There is a lot of information here, and a lot of hard reality, too: he is very clear and forthright about the place of death in this kind of life. But then this is a very clear and forthright book overall, a very engaging and really quite inspirational manual of how to live the country life so many of us dream about. It's well-illustrated, too, with Simon Wheeler's fine photographs of Hugh at work chasing chickens, skinning eels, carrying piglets and so on.

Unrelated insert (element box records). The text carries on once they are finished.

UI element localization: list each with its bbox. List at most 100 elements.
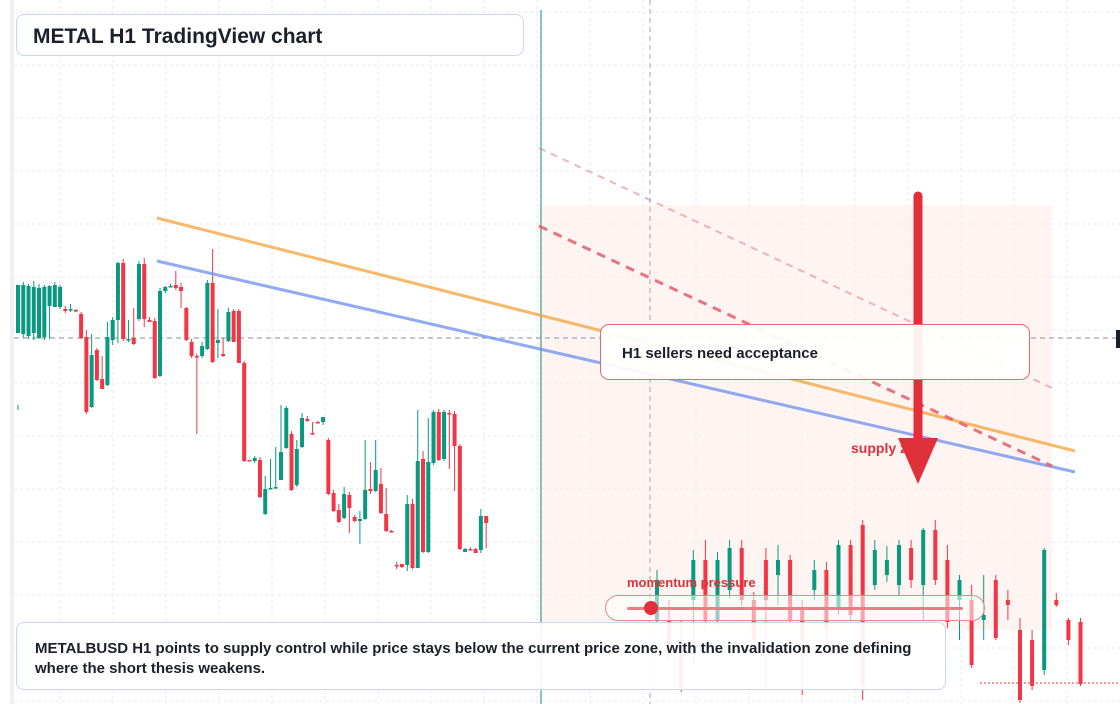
candle-body	[1066, 620, 1071, 640]
candle-body	[31, 287, 36, 333]
candle-body	[52, 285, 57, 307]
candle-body	[136, 264, 141, 319]
candle-body	[205, 283, 210, 349]
candle-body	[897, 545, 901, 585]
candle-body	[247, 460, 252, 462]
candle-body	[909, 548, 914, 580]
candle-body	[378, 484, 383, 513]
candle-body	[431, 412, 436, 463]
candle-body	[294, 449, 299, 485]
candle-body	[115, 263, 120, 320]
chart-left-edge	[10, 0, 14, 704]
arrow-down-icon	[898, 438, 938, 484]
candle-body	[210, 283, 215, 362]
candle-body	[415, 461, 420, 568]
candle-body	[981, 615, 986, 620]
candle-body	[42, 287, 47, 337]
supply-zone-label: supply zone	[851, 440, 932, 456]
candle-body	[421, 459, 426, 552]
candle-body	[236, 311, 241, 363]
candle-body	[16, 285, 20, 333]
candle-body	[848, 545, 853, 615]
candle-body	[691, 560, 696, 600]
candle-body	[326, 440, 331, 494]
candle-body	[357, 519, 362, 521]
candle-body	[242, 363, 247, 461]
candle-body	[426, 462, 431, 552]
candle-body	[336, 510, 341, 522]
candle-body	[252, 458, 257, 461]
candle-body	[63, 309, 68, 311]
candle-body	[168, 286, 173, 288]
callout-text: H1 sellers need acceptance	[622, 345, 818, 362]
candle-body	[1054, 600, 1059, 605]
candle-body	[73, 310, 78, 312]
candle-body	[703, 560, 708, 620]
candle-body	[945, 560, 950, 622]
momentum-label: momentum pressure	[627, 575, 756, 590]
candle-body	[47, 286, 52, 306]
candle-body	[812, 570, 817, 590]
candle-body	[257, 460, 262, 497]
candle-body	[300, 418, 305, 447]
candle-body	[933, 530, 938, 580]
momentum-track	[627, 607, 963, 610]
candle-body	[1078, 622, 1083, 684]
candle-body	[436, 412, 441, 460]
candle-body	[394, 565, 399, 567]
momentum-meter	[605, 595, 985, 621]
candle-body	[184, 308, 189, 340]
chart-title: METAL H1 TradingView chart	[33, 25, 323, 48]
candle-body	[273, 487, 278, 489]
candle-body	[347, 495, 352, 508]
candle-body	[447, 413, 452, 415]
candle-body	[179, 287, 184, 291]
candle-body	[389, 531, 394, 533]
candle-body	[152, 321, 157, 378]
candle-body	[215, 340, 220, 343]
candle-body	[478, 516, 483, 550]
candle-body	[352, 517, 357, 521]
candle-body	[131, 338, 136, 344]
summary-card: METALBUSD H1 points to supply control wh…	[16, 622, 946, 690]
candle-body	[776, 560, 780, 575]
candle-body	[884, 560, 889, 575]
candle-body	[969, 600, 974, 665]
candle-body	[788, 560, 793, 620]
candle-body	[189, 342, 194, 356]
right-edge-marker	[1116, 330, 1120, 348]
candle-body	[399, 564, 404, 567]
candle-body	[463, 549, 468, 552]
candle-body	[763, 560, 768, 600]
candle-body	[310, 433, 315, 435]
acceptance-callout: H1 sellers need acceptance	[600, 324, 1030, 380]
candle-body	[79, 314, 84, 338]
candle-body	[58, 287, 63, 307]
candle-body	[37, 288, 42, 338]
candle-body	[268, 488, 273, 490]
candle-body	[405, 504, 410, 565]
candle-body	[373, 470, 378, 491]
candle-body	[457, 446, 462, 549]
candle-body	[1030, 640, 1035, 686]
summary-text: METALBUSD H1 points to supply control wh…	[35, 640, 912, 677]
candle-body	[231, 311, 236, 342]
candle-body	[284, 408, 289, 448]
title-card: METAL H1 TradingView chart	[16, 14, 524, 56]
candle-body	[194, 356, 199, 358]
momentum-marker[interactable]	[643, 601, 658, 615]
candle-body	[468, 549, 473, 551]
candle-body	[342, 494, 347, 518]
candle-body	[1042, 550, 1047, 670]
candle-body	[993, 580, 998, 638]
supply-zone-area	[537, 205, 1052, 630]
candle-body	[957, 580, 962, 600]
candle-body	[384, 514, 389, 531]
candle-body	[121, 263, 126, 339]
candle-body	[331, 493, 336, 511]
candle-body	[836, 545, 841, 608]
candle-body	[173, 285, 178, 288]
candle-body	[442, 412, 447, 459]
candle-body	[368, 489, 373, 491]
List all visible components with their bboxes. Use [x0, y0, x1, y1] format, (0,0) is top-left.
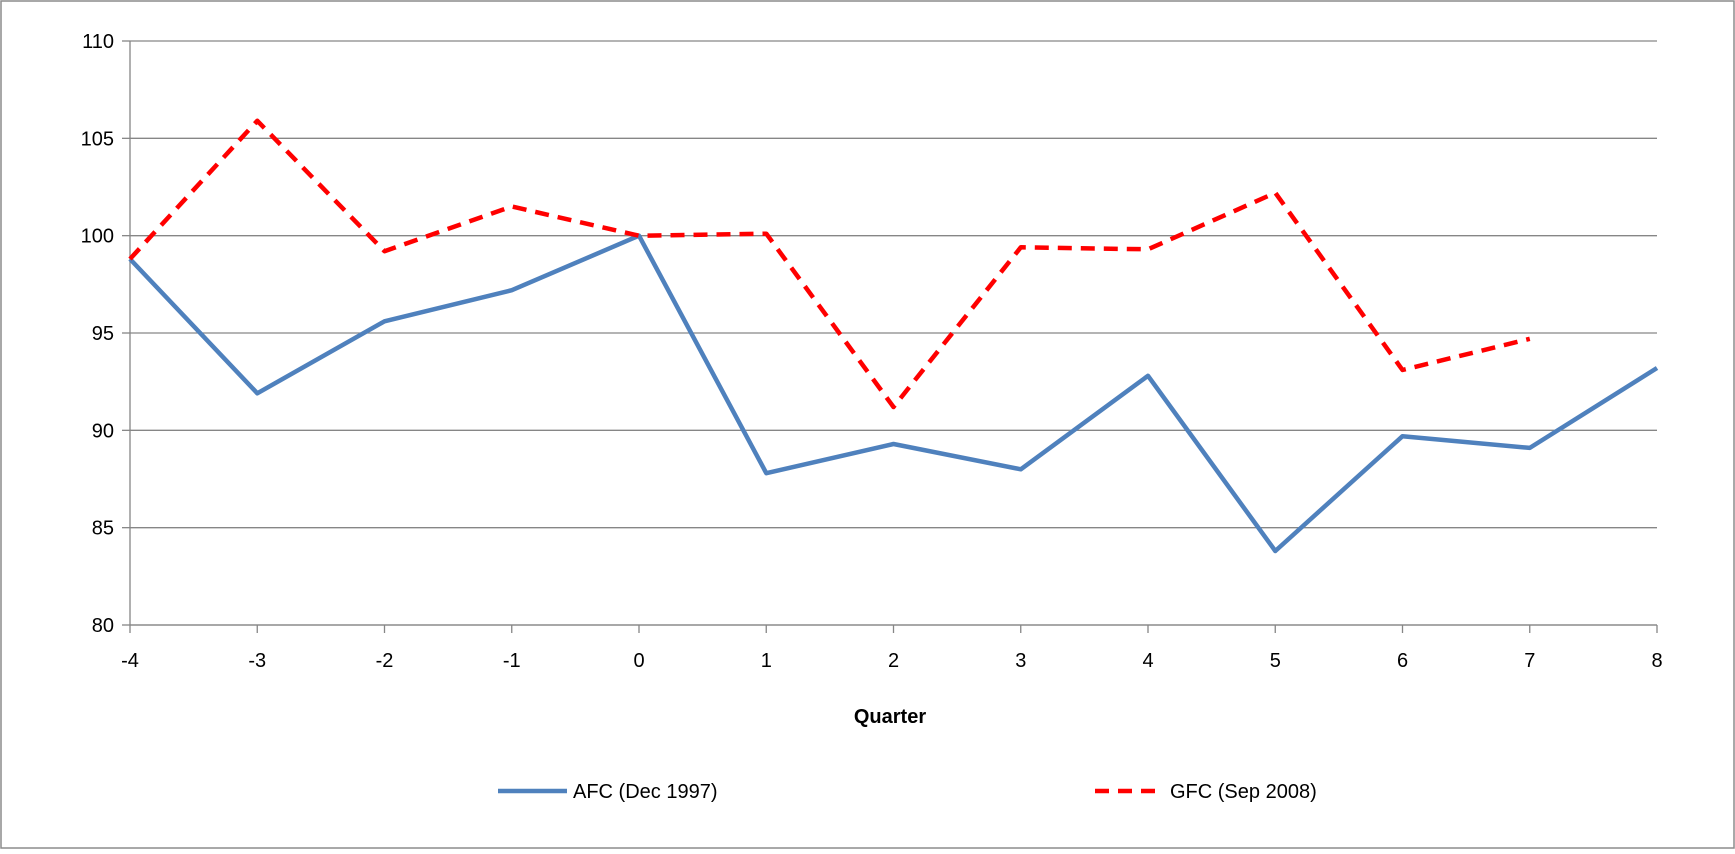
axes: 80 85 90 95 100 105 110 -4 -3 -2 -1 0 1 2 3 4 5 6 7 8 — [81, 31, 1663, 672]
series-lines — [128, 118, 1659, 554]
x-tick-label: 3 — [1015, 650, 1026, 672]
y-tick-label: 100 — [81, 226, 114, 248]
x-tick-label: 4 — [1142, 650, 1153, 672]
y-tick-label: 85 — [92, 518, 114, 540]
legend-label-0: AFC (Dec 1997) — [573, 781, 718, 803]
y-tick-label: 95 — [92, 323, 114, 345]
x-tick-label: 0 — [633, 650, 644, 672]
x-tick-label: 7 — [1524, 650, 1535, 672]
x-tick-label: 2 — [888, 650, 899, 672]
x-tick-label: -1 — [503, 650, 521, 672]
y-tick-label: 105 — [81, 128, 114, 150]
x-tick-label: -2 — [376, 650, 394, 672]
y-tick-label: 110 — [82, 31, 114, 53]
legend-label-1: GFC (Sep 2008) — [1170, 781, 1317, 803]
x-tick-label: 8 — [1651, 650, 1662, 672]
series-line-1 — [128, 118, 1531, 410]
series-line-0 — [128, 233, 1659, 554]
x-tick-label: -4 — [121, 650, 139, 672]
y-tick-label: 80 — [92, 615, 114, 637]
legend: AFC (Dec 1997) GFC (Sep 2008) — [498, 781, 1317, 803]
x-axis-label: Quarter — [854, 706, 926, 728]
x-tick-label: 5 — [1270, 650, 1281, 672]
x-tick-label: -3 — [248, 650, 266, 672]
x-tick-label: 1 — [761, 650, 772, 672]
x-tick-label: 6 — [1397, 650, 1408, 672]
y-tick-label: 90 — [92, 420, 114, 442]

The food in the River Cottage kitchen looks wonderful, too, though the photo of a cod-head glaring resentfully from under a beehive of parsley in a stock pot carries many more resonances than it is possible to summarise here. --Robin Davidson
A magnificently unsqueamish collection of instructions and recipes -- Nicci Gerrard, Observer, 25 November 2001
A practical and lively smallholder's bible, essential reading ... I am prepared to bet this will prove one of my favourite cookery titles this year -- Philippa Davenport, Financial Times, 17 February 2001
As good for the armchair as it is in the kitchen, even worth packing for reference outdoors -- Tom Jaine, Guardian, 17 March 2001
From the Back Cover
‘There are two reasons why you may want to buy this book. The first is more or less selfish, because the main aim here is simply to help you enjoy your life more – your life with food, that is. One of the most satisfying things about my life at River Cottage is that I’ve hardly ever had a bad meal here. Of course I’ve burned things and messed up once in a while. But I rarely have that experience that used to seem all too common, where I find myself thinking “why am I eating this rubbish?”

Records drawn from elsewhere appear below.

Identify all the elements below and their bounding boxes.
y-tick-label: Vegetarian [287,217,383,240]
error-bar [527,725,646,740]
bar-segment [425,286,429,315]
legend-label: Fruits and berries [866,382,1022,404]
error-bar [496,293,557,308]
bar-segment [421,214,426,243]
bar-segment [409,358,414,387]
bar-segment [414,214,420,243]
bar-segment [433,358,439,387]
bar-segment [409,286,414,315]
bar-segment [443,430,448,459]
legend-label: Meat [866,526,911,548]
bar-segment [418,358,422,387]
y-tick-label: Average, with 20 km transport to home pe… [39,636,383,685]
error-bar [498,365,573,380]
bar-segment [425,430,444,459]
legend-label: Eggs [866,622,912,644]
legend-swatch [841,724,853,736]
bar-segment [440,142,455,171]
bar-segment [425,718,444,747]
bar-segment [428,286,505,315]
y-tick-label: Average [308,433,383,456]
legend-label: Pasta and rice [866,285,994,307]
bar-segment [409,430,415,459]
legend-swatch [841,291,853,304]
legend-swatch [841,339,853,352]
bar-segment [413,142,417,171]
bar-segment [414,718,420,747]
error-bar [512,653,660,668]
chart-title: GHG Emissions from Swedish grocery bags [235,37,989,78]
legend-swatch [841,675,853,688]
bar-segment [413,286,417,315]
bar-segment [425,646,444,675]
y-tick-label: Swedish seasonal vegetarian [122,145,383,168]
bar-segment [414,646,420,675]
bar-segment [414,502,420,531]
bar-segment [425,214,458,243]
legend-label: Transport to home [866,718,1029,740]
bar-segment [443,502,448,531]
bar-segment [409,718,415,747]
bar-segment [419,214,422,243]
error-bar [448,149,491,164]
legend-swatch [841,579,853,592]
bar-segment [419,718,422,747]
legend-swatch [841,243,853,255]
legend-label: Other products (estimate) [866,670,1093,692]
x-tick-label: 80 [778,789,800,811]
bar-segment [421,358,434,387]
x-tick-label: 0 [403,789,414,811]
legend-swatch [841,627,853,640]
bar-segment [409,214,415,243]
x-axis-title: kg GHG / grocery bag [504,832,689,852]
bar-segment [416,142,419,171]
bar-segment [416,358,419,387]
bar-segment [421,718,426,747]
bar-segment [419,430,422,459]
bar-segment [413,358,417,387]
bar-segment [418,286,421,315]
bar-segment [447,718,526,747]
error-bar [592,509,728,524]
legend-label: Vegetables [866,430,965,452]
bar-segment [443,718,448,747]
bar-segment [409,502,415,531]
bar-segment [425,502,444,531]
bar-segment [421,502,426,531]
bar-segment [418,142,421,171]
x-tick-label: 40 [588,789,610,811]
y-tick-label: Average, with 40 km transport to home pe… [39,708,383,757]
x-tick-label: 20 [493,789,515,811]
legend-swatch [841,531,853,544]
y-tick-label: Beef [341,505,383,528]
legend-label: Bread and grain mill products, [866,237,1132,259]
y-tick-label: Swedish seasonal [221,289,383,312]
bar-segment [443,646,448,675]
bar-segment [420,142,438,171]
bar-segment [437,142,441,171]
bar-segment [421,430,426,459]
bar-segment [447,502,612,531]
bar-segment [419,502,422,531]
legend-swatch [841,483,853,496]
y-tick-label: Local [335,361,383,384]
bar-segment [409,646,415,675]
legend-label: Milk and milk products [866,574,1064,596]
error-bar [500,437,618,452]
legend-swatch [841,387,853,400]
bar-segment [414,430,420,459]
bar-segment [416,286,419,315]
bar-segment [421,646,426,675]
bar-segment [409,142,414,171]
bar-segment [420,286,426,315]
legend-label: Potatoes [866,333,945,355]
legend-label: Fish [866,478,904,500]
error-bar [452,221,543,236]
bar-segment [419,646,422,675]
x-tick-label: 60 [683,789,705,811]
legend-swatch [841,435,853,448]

The second reason is more political. This book is written with a strong awareness that our current food production system leaves a great deal to be desired. Most of the meat we eat comes from industrially farmed animals who lead miserable lives and are fed on inappropriate diets. It is neither as tasty nor as healthy as it should be. Much of the fruit and vegetables we eat is the product of intensive agriculture that pollutes the land we live on and leaves unnecessary residues on and in the produce. I don’t like that, and I know more and more people who feel the same way.

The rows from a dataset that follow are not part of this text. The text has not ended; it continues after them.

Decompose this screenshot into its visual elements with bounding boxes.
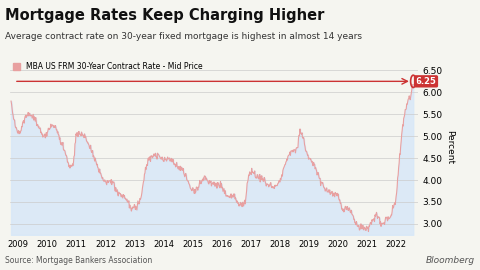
Legend: MBA US FRM 30-Year Contract Rate - Mid Price: MBA US FRM 30-Year Contract Rate - Mid P… — [10, 59, 206, 75]
Text: 6.25: 6.25 — [416, 77, 436, 86]
Text: Bloomberg: Bloomberg — [426, 256, 475, 265]
Text: Mortgage Rates Keep Charging Higher: Mortgage Rates Keep Charging Higher — [5, 8, 324, 23]
Text: Average contract rate on 30-year fixed mortgage is highest in almost 14 years: Average contract rate on 30-year fixed m… — [5, 32, 362, 41]
Y-axis label: Percent: Percent — [444, 130, 454, 164]
Text: Source: Mortgage Bankers Association: Source: Mortgage Bankers Association — [5, 256, 152, 265]
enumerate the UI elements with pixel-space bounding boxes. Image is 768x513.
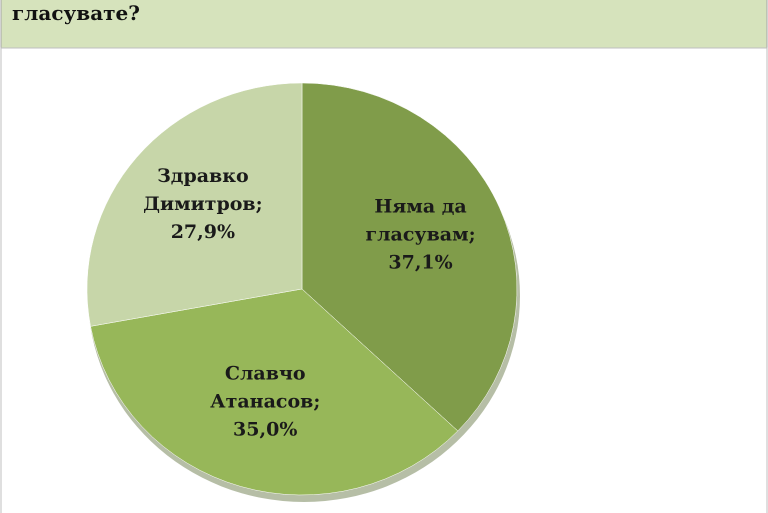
pie-slice [86, 82, 303, 327]
header-band [0, 0, 768, 49]
pie-slice [301, 82, 518, 432]
category-label-line: Здравко [157, 165, 249, 187]
category-label-line: Славчо [225, 362, 306, 384]
value-label: 35,0% [233, 418, 297, 440]
category-label: Славчо Атанасов; [210, 362, 320, 412]
value-label: 37,1% [388, 251, 452, 273]
category-label-line: Димитров; [143, 193, 263, 215]
category-label-line: Няма да [374, 195, 466, 217]
plot-frame [0, 47, 768, 513]
category-label: Здравко Димитров; [143, 165, 263, 215]
category-label-line: гласувам; [365, 223, 475, 245]
category-label-line: Атанасов; [210, 390, 320, 412]
value-label: 27,9% [171, 221, 235, 243]
pie-slice [90, 288, 459, 496]
chart-title: гласувате? [12, 1, 140, 25]
pie: Няма да гласувам; 37,1% Славчо Атанасов; 35,0… [86, 82, 518, 496]
category-label: Няма да гласувам; [365, 195, 475, 245]
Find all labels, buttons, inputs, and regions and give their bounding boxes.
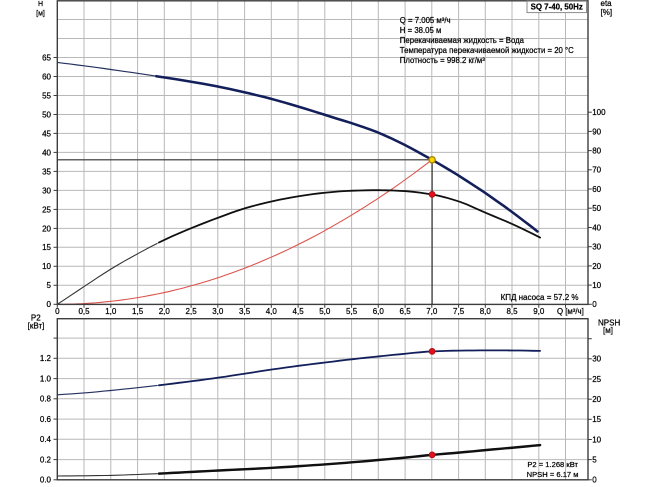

How much of this book you incorporate into your life is up to you. But if all you do is grow a few herbs in a window box, make nettle soup once a year, and try a free range goose for Christmas instead of a frozen turkey, you will already, I hope, be enjoying your life more.’
With over one hundred recipes, and Simon Wheeler’s acclaimed photography, The River Cottage Cookbook is a very original book that will appeal to all downshifters and to all those who prefer their food to be full-blooded and wholesome.